And the petitioners remain, etc.
On a point of order, Mr Deputy Speaker. Clearly, we are soon moving on to the Adjournment debate. As there seems to be more time than is often the case, would it be in order for Members such as me who are concerned about chalk streams to make a contribution to the debate, or do I need the permission of the Member in charge or the Minister?
I can help with that: no, in both cases. As there is more than half an hour for the debate, it is open for other Members to speak—obviously as long as their speech is relevant.
I am sure that Dame Cheryl is going to ask a very similar question.
On a point of order, Mr Deputy Speaker. Mine is an entirely separate point of order. It is based on rumour and press comment recently. It will not have escaped your notice, Mr Deputy Speaker, that, over the past 10 years, on many occasions in this Chamber, I have had the privilege of raising points about HS2, which is a railway project that goes through the middle of my constituency. Over the period of 10 years, I have been saying that the cost of this project will rise dramatically. The press has reported that Mr Cook, the acting chairman, has possibly written to the permanent secretary in the Department for Transport to raise the £30 billion—[Interruption.]

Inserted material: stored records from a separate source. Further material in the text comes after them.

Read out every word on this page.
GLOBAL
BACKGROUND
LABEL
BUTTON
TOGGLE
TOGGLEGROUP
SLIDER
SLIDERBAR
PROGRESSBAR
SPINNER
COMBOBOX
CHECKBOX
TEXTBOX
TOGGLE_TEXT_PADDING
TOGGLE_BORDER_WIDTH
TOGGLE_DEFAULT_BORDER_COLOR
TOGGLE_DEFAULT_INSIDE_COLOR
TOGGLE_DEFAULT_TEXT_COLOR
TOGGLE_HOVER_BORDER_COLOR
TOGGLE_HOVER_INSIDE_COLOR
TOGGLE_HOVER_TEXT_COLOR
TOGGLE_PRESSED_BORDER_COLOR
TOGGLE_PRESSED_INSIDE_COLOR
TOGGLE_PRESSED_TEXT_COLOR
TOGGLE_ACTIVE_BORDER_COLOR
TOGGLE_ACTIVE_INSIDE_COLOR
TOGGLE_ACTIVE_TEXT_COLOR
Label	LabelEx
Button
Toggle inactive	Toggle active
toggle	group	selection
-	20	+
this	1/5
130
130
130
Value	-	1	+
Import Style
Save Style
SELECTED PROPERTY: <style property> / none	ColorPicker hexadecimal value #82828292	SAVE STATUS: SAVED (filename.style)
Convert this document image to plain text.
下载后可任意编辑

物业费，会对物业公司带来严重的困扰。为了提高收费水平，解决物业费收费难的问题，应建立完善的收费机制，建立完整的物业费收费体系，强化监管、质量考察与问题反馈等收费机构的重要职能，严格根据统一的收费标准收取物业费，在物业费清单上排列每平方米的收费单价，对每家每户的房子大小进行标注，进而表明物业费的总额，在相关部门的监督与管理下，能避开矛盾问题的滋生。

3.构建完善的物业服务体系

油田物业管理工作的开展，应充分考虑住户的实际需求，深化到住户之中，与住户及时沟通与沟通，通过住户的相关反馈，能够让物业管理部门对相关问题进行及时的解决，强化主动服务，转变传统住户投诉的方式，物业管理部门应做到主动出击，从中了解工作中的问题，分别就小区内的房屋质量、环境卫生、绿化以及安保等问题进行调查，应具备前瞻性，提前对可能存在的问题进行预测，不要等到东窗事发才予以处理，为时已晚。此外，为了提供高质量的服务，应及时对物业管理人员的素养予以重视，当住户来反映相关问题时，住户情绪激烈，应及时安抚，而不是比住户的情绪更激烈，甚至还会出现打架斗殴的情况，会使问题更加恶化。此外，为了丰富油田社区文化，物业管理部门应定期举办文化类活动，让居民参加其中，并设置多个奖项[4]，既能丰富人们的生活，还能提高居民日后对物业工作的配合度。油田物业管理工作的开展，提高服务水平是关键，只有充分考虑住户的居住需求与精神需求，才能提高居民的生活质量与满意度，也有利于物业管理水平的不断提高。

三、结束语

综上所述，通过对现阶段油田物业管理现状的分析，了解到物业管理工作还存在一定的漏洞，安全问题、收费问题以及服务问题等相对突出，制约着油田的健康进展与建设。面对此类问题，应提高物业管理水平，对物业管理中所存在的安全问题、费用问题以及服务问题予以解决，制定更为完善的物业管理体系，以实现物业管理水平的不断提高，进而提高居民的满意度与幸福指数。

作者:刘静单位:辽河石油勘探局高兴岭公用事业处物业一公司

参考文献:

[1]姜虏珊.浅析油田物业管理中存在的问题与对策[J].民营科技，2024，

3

Order. I think I have the message.
May I continue?
No, no, you cannot—I am on my feet. First, I understand that the Minister is now here, and we can carry on. There is no need to make spurious points of order. I am well aware of HS2. As you well know, as a member of the Panel of Chairs, points of order are meant to be short and succinct. I think that we can both agree that that was not. I think we have finished.